Факты. Доказательства. Во-первых, брови. Оберон был убежден, что прямая линия сросшихся бровей, которую дети (правда, не все) унаследовали от Вайолет, несомненно, имела к ним какое-то отношение. У Августа из широких и темных, сросшихся над переносицей бровей торчали отдельные длинные волоски наподобие тех, какие бывают на кошачьей морде. У Норы были похожие линии бровей, у Тимми Вилли — тоже, хотя, став девушкой, она постоянно их подбривала и выщипывала. Большинство младших Маусов, походивших скорее на Деда, этой приметы были лишены, как и Джон Шторм и сам Дед.
Оберон тоже пошел в них.
Вайолет всегда говорила, что в той части Англии, откуда она родом, сросшаяся линия бровей означает, что перед вами буйная личность с криминальными задатками — возможно, даже маньяк. Она посмеивалась над этим и над предположениями Оберона: в энциклопедически исчерпывающем справочном аппарате последнего издания «Архитектуры» о бровях не упоминалось ни единым словом.
Ладно. Возможно, вся эта петрушка с бровями являлась для него всего лишь способом уяснить, почему ему отказано в доступе, почему он не в состоянии их увидеть, хотя его камера их запечатлевает; Вайолет их видела, и Нора тоже какое-то время обладала этой способностью. Дед часами толковал о малых мирах и о тех, кто мог попасть туда, но у него не было доводов, не было ни малейших доводов ; он сосредоточенно разглядывал снимки, сделанные Обероном, и рассуждал о необходимости увеличить и укрупнить кадр, использовать специальные объективы. Он сам плохо понимал, о чем говорит, но Оберон проделал в этом направлении ряд экспериментов, пытаясь найти дверь для входа. Затем Дед с Джоном настояли на публикации некоторых фотографий из его коллекции в брошюрке — «религиозной книжке для детей», по определению Джона, к которой Дед присовокупил комментарии, изложив в них свои воззрения на проблемы фотографии, причем так отчаянно напортачил, что никто, а дети — в особенности, не обратил на книгу ни малейшего внимания. Оберон так и не простил старшим этого провала. И без того размышлять над явлением непредвзято, с научных позиций, было довольно непросто, а если еще подозревать, что тебя считают либо сумасшедшим, либо безнадежно одураченным, и все только и твердят об этом… Или, по крайней мере, те, кто удосужился дать какой-то отзыв.
Оберон пришел к заключению, что таким образом — посредством детской книжки! — они попытались заставить его ослабить борьбу, чтобы в дальнейшем полностью вывести из игры.
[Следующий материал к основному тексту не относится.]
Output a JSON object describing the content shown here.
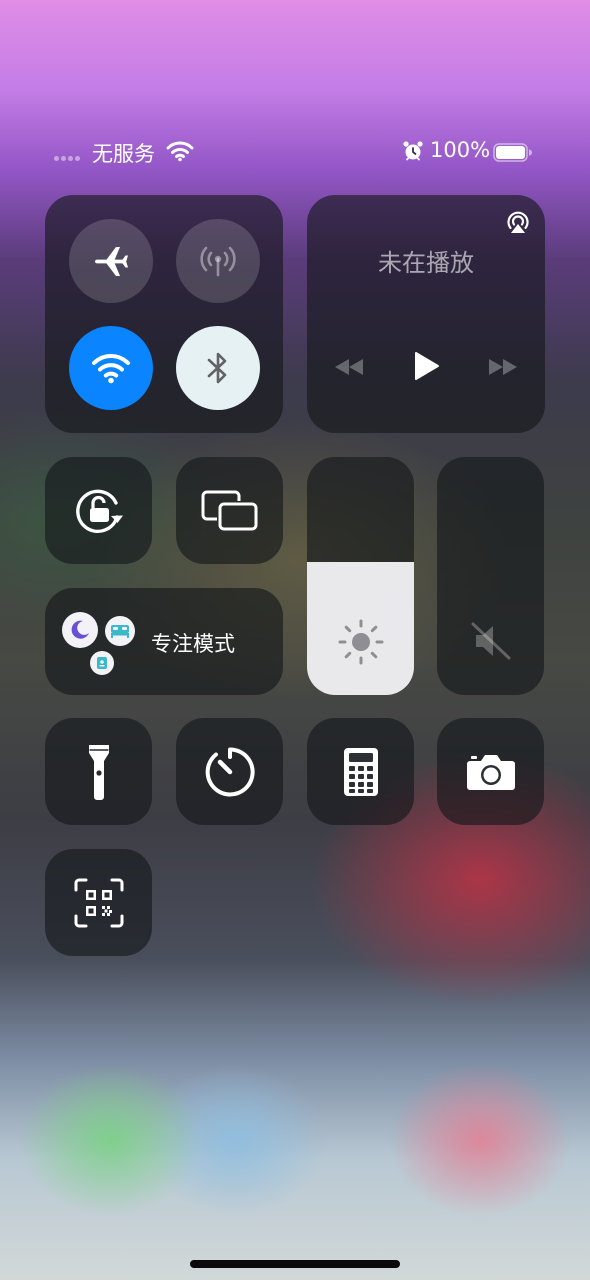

И Оберон позволил им сделать это, ввиду глубоко укоренившегося в нем чувства изъятости. Он был аутсайдером — во всех отношениях: не сын Джона; не совсем родной брат его младших детей; чуждый как безмятежному нраву Вайолет, так и отваге потерянного Августа; брови у него были самые обыкновенные; вера в душе отсутствовала. Он так и остался старым холостяком, без жены и потомства; фактически, почти что девственником. Почти. Изъятый даже из этого сообщества, он все же никогда не обладал никем из тех, кого любил.
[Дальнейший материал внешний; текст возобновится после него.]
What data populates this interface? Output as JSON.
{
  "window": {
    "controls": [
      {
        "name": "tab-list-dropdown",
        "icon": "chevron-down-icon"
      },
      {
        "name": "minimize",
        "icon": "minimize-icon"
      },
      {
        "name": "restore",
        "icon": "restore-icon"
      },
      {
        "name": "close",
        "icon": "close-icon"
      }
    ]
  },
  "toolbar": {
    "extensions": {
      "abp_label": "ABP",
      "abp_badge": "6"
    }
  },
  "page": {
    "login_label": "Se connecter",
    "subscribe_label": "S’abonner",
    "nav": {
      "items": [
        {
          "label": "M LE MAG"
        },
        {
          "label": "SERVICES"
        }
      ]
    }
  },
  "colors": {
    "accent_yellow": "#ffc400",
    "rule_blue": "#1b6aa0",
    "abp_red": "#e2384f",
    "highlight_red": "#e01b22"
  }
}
При этой мысли Оберон ощутил легкую боль. Он прожил всю жизнь, страстно домогаясь недостижимого, а такая жизнь в итоге приводит к равновесию, здрав ты рассудком или нет. Жаловаться незачем. В какой-то степени все они были здесь изгнанниками: хотя бы эту участь он разделял с ними и не завидовал ничьему счастью. Он определенно не завидовал Тимми Вилли, бежавшей отсюда в Город; не осмеливался завидовать и потерянному Августу. С ним всегда были эти немногие окна — черно-серые, недвижные и неизменные: окна, распахнутые в гибельные страны.
Оберон закрыл папку (в нос ударил аромат старой, потрескавшейся черной кожи) и вместе с тем оставил очередную попытку классификации этих и обширных серий других фотографий, рядовых и совсем напротив, доведенных вплоть до нынешнего дня. Он мог бы отложить собранное в его настоящем виде: распределенным по отдельным главам, снабженным дотошными, но — боже мой, насколько же недостаточными — перекрестными ссылками. Решение это не слишком его обескуражило. В последние годы он не раз принимался за кардинальную пересортировку, но затея неизменно кончалась одним и тем же.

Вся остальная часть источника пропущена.